Two Owatonna restaurant owners shared their stories of struggles in the pandemic and restrictions during a news conference organized by Senate Republican leaders earlier this month.
After a four-week shutdown for dining options beginning just before Thanksgiving, Gov. Tim Walz loosened restrictions enough to allow for outdoor dining to resume as it had in the spring. Even in southern Minnesota, however, the winter climate doesn’t give many restaurants viable options for much beyond takeout and delivery.
The owners expressed concerns that the current restrictions will continue to impact their operations.
“I would say it’s been difficult to really adapt to this new normal — it really is,” said Oscar Mazariego, owner of Lava Burgers and Wings in Owatonna. “The first time around was difficult and we made some adjustments so that was a good thing, but when we knew this was going to happen again and to not have resources available proactively, to me, is unacceptable.”
Mazariego said he was disappointed that the state did not appear to take as much proactive action as he saw on the federal level when people were scrambling to avoid a potential shutdown. He also said that as a part of the same ecosystem as the state government, Mazariego feels they all share a responsibility to the communities they serve and the various employees impacted by the restrictions.

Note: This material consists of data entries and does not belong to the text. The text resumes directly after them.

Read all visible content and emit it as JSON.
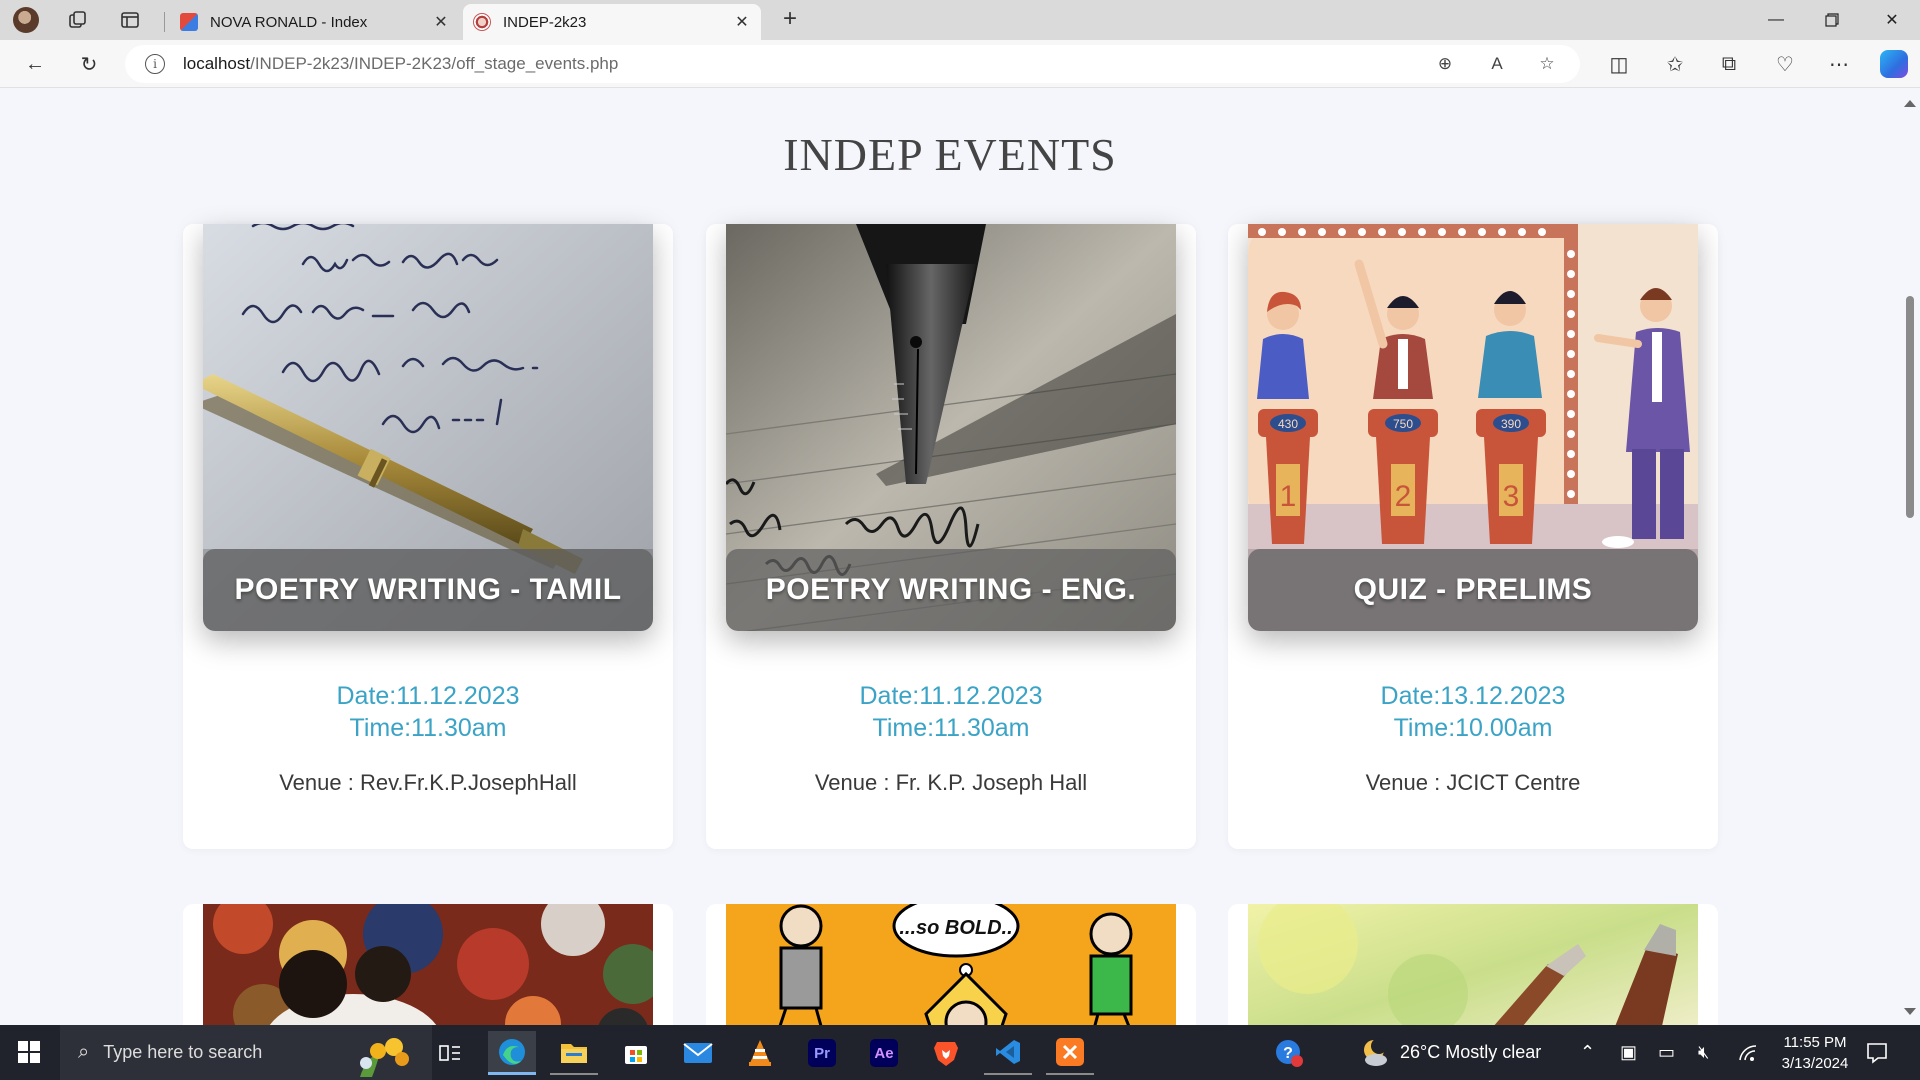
{
  "browser": {
    "tabs": [
      {
        "title": "NOVA RONALD - Index",
        "active": false
      },
      {
        "title": "INDEP-2k23",
        "active": true
      }
    ],
    "url_host": "localhost",
    "url_path": "/INDEP-2k23/INDEP-2K23/off_stage_events.php"
  },
  "page": {
    "title": "INDEP EVENTS",
    "events": [
      {
        "name": "POETRY WRITING - TAMIL",
        "date": "Date:11.12.2023",
        "time": "Time:11.30am",
        "venue": "Venue : Rev.Fr.K.P.JosephHall"
      },
      {
        "name": "POETRY WRITING - ENG.",
        "date": "Date:11.12.2023",
        "time": "Time:11.30am",
        "venue": "Venue : Fr. K.P. Joseph Hall"
      },
      {
        "name": "QUIZ - PRELIMS",
        "date": "Date:13.12.2023",
        "time": "Time:10.00am",
        "venue": "Venue : JCICT Centre"
      }
    ],
    "quiz_scores": [
      "430",
      "750",
      "390"
    ],
    "quiz_podiums": [
      "1",
      "2",
      "3"
    ],
    "comic_text": "...so BOLD.."
  },
  "taskbar": {
    "search_placeholder": "Type here to search",
    "weather": "26°C  Mostly clear",
    "time": "11:55 PM",
    "date": "3/13/2024",
    "apps": [
      "task-view-icon",
      "edge-icon",
      "file-explorer-icon",
      "store-icon",
      "mail-icon",
      "vlc-icon",
      "premiere-pro-icon",
      "after-effects-icon",
      "brave-icon",
      "vscode-icon",
      "xampp-icon"
    ],
    "app_labels": {
      "premiere": "Pr",
      "after_effects": "Ae"
    }
  },
  "colors": {
    "accent_text": "#3aa3c6",
    "page_bg": "#f4f6fb",
    "taskbar_bg": "#20232b"
  }
}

“It’s difficult to talk to employees about why you can’t give them hours or give them shifts so they can take care of their families and their holiday needs,” Mazariego said.

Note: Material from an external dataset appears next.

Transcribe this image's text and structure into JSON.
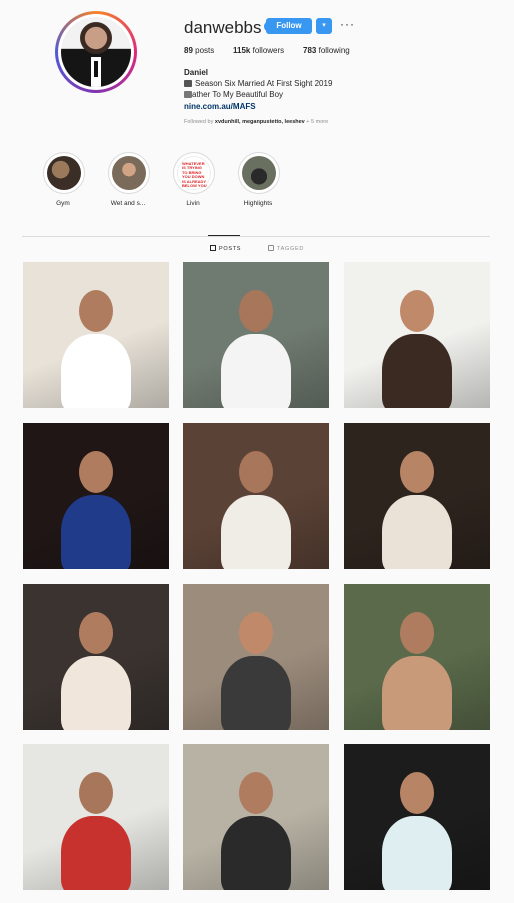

Olivia Hughes, owner of Olivia’s Family Restaurant, echoed Mazariego’s comments about the concerns she shares for her employees.
“I am here to speak on behalf of ourselves and everyone else who could not be here today to state how this is affecting us,” Hughes said. “This is supposed to be America — the land of dreams. Our dreams in the restaurant industry — this is our lives and our dreams that we put everything into. That’s been taken away and shut down.”

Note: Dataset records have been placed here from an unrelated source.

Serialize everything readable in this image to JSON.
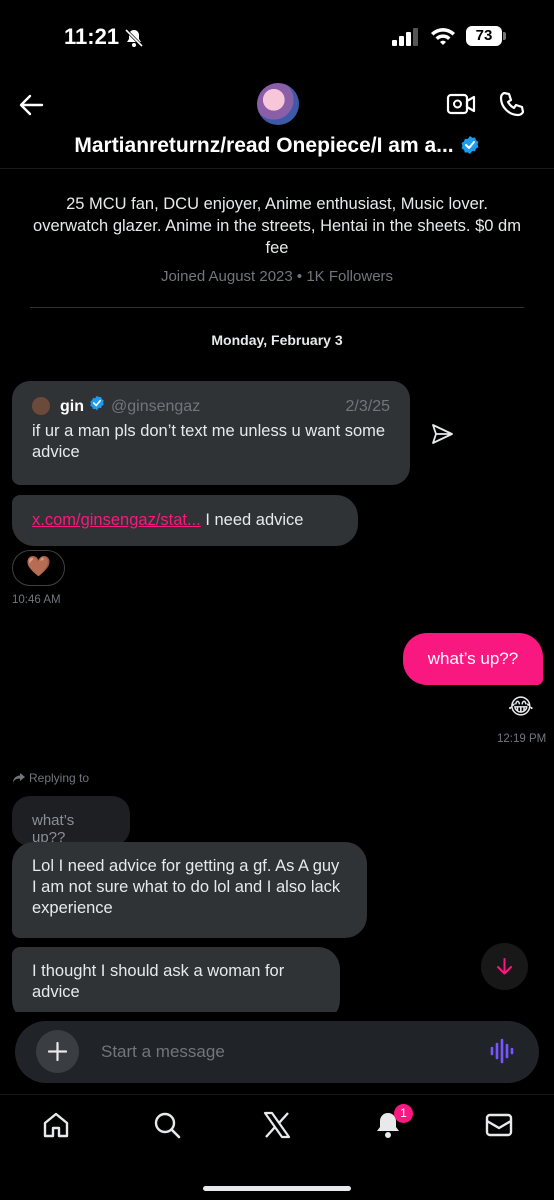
{
  "status_bar": {
    "time": "11:21",
    "battery": "73"
  },
  "header": {
    "title": "Martianreturnz/read Onepiece/I am a...",
    "bio": "25 MCU fan, DCU enjoyer, Anime enthusiast, Music lover. overwatch glazer. Anime in the streets, Hentai in the sheets. $0 dm fee",
    "meta": "Joined August 2023 • 1K Followers"
  },
  "conversation": {
    "date_separator": "Monday, February 3",
    "quoted_post": {
      "name": "gin",
      "handle": "@ginsengaz",
      "date": "2/3/25",
      "text": "if ur a man pls don’t text me unless u want some advice"
    },
    "link_message": {
      "link": "x.com/ginsengaz/stat...",
      "text": " I need advice"
    },
    "reaction": "🤎",
    "time_1": "10:46 AM",
    "sent_message": "what’s up??",
    "sent_reaction": "😂",
    "time_2": "12:19 PM",
    "replying_to_label": "Replying to",
    "replied_text": "what’s up??",
    "message_2": "Lol I need advice for getting a gf. As  A guy I am not sure what to do lol and I also lack experience",
    "message_3": "I thought I should ask a woman for advice"
  },
  "composer": {
    "placeholder": "Start a message"
  },
  "nav": {
    "notification_count": "1"
  },
  "colors": {
    "accent": "#f91880",
    "verified": "#1d9bf0",
    "voice": "#7856ff",
    "bubble": "#2f3336"
  }
}
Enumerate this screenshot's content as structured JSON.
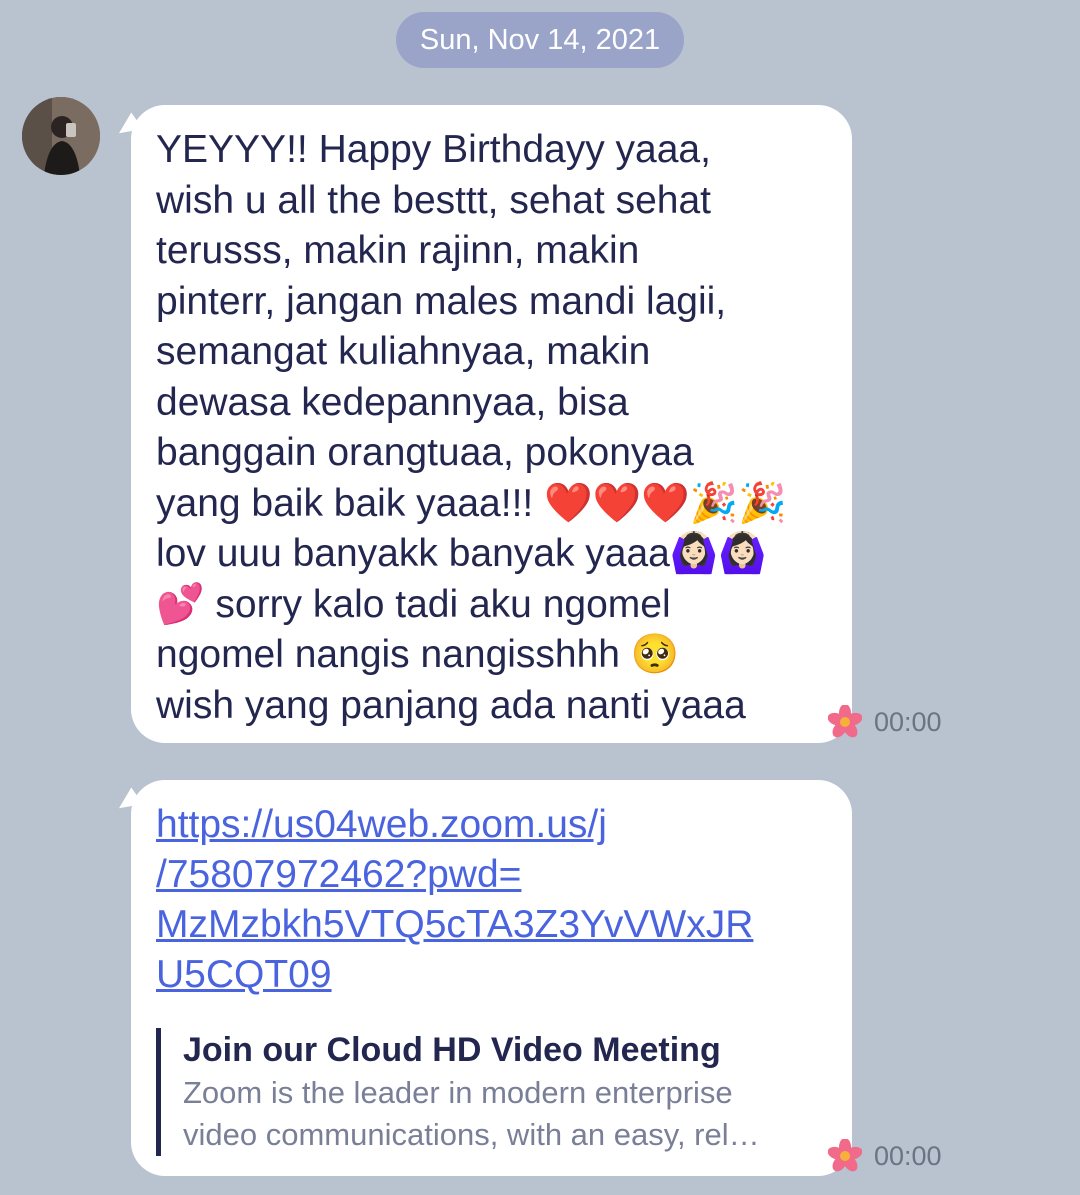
{
  "date_separator": "Sun, Nov 14, 2021",
  "messages": [
    {
      "text": "YEYYY!! Happy Birthdayy yaaa,\nwish u all the besttt, sehat sehat\nterusss, makin rajinn, makin\npinterr, jangan males mandi lagii,\nsemangat kuliahnyaa, makin\ndewasa kedepannyaa, bisa\nbanggain orangtuaa, pokonyaa\nyang baik baik yaaa!!! ❤️❤️❤️🎉🎉\nlov uuu banyakk banyak yaaa🙆🏻‍♀️🙆🏻‍♀️\n💕 sorry kalo tadi aku ngomel\nngomel nangis nangisshhh 🥺\nwish yang panjang ada nanti yaaa",
      "time": "00:00"
    },
    {
      "link_lines": "https://us04web.zoom.us/j\n/75807972462?pwd=\nMzMzbkh5VTQ5cTA3Z3YvVWxJR\nU5CQT09",
      "preview_title": "Join our Cloud HD Video Meeting",
      "preview_desc_1": "Zoom is the leader in modern enterprise",
      "preview_desc_2": "video communications, with an easy, rel…",
      "time": "00:00"
    }
  ],
  "icons": {
    "reaction": "flower-icon"
  },
  "colors": {
    "background": "#b9c2cf",
    "bubble": "#ffffff",
    "text": "#23264f",
    "link": "#4a63df",
    "date_pill": "#9aa3c8"
  }
}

Hughes said the reality is the restaurant and hospitality industry just wants a fighting chance to survive, even if that meant allowing only 25% occupancy for indoor dining. She said there is no reason that retail stores can be safe to operate and restaurants are not if they are following all the guidelines put in place earlier this year.
“We want to stick together and get together and unite to say give us a chance to live our dreams,” Hughes said.
Mazariego said if elected officials adapted the same way restaurant owners have had to over the last year, that finding a way to provide the resources needed to allow restaurants to survive and thrive through this pandemic shouldn’t be a problem.
“We hope that the same level of expectations that all business owners and restaurant owners and bar owners of being nimble and creative and resourceful is the same expectation at the state level so that we have proactive resources to help take care of communities and our customers and our employees,” he said.